Scott McLane’s story of recovery isn’t an easy one. He feels that addiction treatment failed him every step of the way. The New Jersey-native felt that the people who were supposed to be his support system, people who worked in recovery treatment, didn’t always fully do their jobs. He once took a long train ride to his appointment, only to realize that the treatment facilitator wasn’t showing up.
Richard Stockwell, a friend of McLane, whom he met while both were in recovery, also has an interesting story to tell. He was a successful journalist and executive producer for MSNBC for more than twenty years. He first started his rode to recovery in his late 20s, he went to college then for journalism and political science, and got started in the field. He was doing well, he went to Alcoholics Anonymous meetings everyday, which kept him going, he said. Then, one day on assignment in Florida, he bought an alcoholic drink. At this point, he was in his 50s, he had a wife and kids, he had stopped going to AA, and he then fell back into addictive tendencies. In the last few years, he has reentered recovery.

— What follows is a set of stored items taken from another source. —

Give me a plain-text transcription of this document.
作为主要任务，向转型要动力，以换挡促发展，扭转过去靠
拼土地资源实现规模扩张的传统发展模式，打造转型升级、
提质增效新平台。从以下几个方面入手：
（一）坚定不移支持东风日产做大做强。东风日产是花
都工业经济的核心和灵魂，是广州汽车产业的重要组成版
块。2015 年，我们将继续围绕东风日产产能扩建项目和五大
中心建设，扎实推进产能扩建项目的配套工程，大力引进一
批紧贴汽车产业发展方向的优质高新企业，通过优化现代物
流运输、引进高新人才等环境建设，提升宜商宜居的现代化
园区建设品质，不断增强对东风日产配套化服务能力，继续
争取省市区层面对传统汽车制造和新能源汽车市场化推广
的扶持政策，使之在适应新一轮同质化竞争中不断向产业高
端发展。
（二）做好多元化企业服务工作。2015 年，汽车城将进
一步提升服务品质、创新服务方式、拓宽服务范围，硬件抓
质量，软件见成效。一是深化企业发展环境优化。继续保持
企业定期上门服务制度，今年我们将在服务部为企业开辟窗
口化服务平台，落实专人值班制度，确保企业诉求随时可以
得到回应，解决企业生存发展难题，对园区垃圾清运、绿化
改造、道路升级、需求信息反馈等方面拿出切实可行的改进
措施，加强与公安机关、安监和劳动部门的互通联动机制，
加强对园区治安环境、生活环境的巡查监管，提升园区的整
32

I think these two men tell very distinct stories of recovery, and it shows that not all stories and roads to recovery are the same. For Stockwell, going to AA has been a major part of his recovery. Both McLane mentioned that having another person who is also going through recovery in your life is important. It keeps people in recovery grounded and motivated. They both also work with sponsoring other people who are still in the early stages of recovery, and they said that is helpful too to handling their addictive personalities.